You know, it's funny, but a couple of posts ago, you ridiculed the ridiculous notion that someone wanted to bring elephants and cheetahs to run wild in America, when this feeble idea of inflicting "democracy" on warring factions of religious wackos is justb as delusional. Quoting propaganda doesn't change the truth that this "noble" effort is doomed to failure, take off the rose colored glasses and see the truth.

jstarley05 said...

Well bringing in Animals from other continents to this country in hopes of restoring the animals that died out on the Great Plains of North America some 12,000 years ago is crazy. Animals of the size of the mastadons, cheetahs, and mammoths died because of nature and nothing more.
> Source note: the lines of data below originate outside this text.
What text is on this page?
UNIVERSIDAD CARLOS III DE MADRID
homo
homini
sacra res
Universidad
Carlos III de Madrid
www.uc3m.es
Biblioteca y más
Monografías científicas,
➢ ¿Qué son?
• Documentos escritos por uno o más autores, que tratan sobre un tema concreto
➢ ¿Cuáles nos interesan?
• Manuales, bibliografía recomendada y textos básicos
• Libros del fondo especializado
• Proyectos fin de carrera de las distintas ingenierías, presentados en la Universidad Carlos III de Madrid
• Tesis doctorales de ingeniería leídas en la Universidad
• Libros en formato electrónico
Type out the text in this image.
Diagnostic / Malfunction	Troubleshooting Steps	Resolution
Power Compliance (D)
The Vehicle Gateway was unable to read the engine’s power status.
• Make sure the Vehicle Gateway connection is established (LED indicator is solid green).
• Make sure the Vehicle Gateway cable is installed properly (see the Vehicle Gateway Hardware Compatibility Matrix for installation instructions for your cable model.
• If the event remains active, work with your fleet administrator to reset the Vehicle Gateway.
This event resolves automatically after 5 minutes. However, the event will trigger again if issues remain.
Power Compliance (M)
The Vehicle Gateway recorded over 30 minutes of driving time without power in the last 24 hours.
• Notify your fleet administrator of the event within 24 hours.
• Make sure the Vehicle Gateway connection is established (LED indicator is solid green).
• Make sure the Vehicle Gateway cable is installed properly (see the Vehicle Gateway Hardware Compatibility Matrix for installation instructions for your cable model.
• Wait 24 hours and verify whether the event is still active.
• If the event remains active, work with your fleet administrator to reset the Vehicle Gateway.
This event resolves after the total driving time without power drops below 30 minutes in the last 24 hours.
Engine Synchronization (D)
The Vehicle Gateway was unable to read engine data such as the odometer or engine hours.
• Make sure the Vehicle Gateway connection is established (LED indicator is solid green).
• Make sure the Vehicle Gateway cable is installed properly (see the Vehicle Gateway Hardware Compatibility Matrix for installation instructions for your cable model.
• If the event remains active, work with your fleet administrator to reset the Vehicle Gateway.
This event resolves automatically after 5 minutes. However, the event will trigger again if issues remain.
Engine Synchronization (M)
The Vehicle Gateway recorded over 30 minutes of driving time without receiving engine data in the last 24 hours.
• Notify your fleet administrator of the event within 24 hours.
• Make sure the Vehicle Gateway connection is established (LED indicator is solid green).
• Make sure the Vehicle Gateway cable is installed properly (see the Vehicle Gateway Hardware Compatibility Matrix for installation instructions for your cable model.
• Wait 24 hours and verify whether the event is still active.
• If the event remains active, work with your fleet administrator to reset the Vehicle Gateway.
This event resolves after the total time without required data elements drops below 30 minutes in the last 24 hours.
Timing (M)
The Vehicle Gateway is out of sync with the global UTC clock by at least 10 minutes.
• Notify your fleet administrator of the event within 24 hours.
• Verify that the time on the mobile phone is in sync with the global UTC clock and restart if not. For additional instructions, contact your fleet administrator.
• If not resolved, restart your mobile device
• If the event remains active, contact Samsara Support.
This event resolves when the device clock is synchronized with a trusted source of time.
As for bringing the ideas of G-d's given rights of Life, Liberty and the Pursuit of Happiness is something that all people can enjoy and shouldn't be prevented from doing so by evil individuals like Saddam, the mullahs of Iran, Bashir Assad, the Saudi Royal Family, or others who wish to stand in the way of the people. Unlike the animals that died out in the Great Plains some 12,000 years ago, democracy has never been fully applied or allowed to flourish in the Arab Islamic world(In this case I'm referring to Iraq, Saudi Arabia, Syria, Jordan, and several Persian Gulf States). Since we've never done so, how do we know if the people of the region or Iraq are unable to create a democracy. They've only been at the process since January 31, 2005 and folks act like all is lost. So chill out and let them work with it. It took us a heck of a long time between July 4, 1776 and 1789 to get the US Constitution finally approved. People said the Soviet Union was destined to survive well into the 21st Centry so we shouldn't challange them to work with them, well you see that our leaders did the opposite and vocally condemned and challenged them and you see who ended up on the ash heap of history. I guess I'm one of those optimistic people who is willing to give people the benefit of doubt and see what they can do. You still have to say that the Iraqi people have advanced a pretty good pace towards becoming a democracy especially with what they face everyday. If I was a betting man, I'd put my money on the Iraqi people. They might not have good odds of winning but they'd bring in one hell of payout if they did. It makes me wonder about your motives when you refer someone's thoughts, editorials, or articles written by a respective news-source as propaganda. Maybe you should read some history or better yet you should read Orwell's 1984 or Koestler's Darkness at Noon to see what propaganda really is.

Lew Scannon said...

Your betting on the Iraqi people, the people who are fighting us right now? I'll take that bet.

jstarley05 said...

If you call only a tiny select few of Iraqis and foreign terrorists as a true representation of the Iraqi population then you need to do some better reading. There might be a small bit of anger about the US military being in Iraq but they also understand that without our help they'd still be under the jackboot of Saddam or face even greater pressures from the foreign jihadis who wave the black flag of death. So I'll stick with the good folks in Iraq who are battling the same forces we face everyday.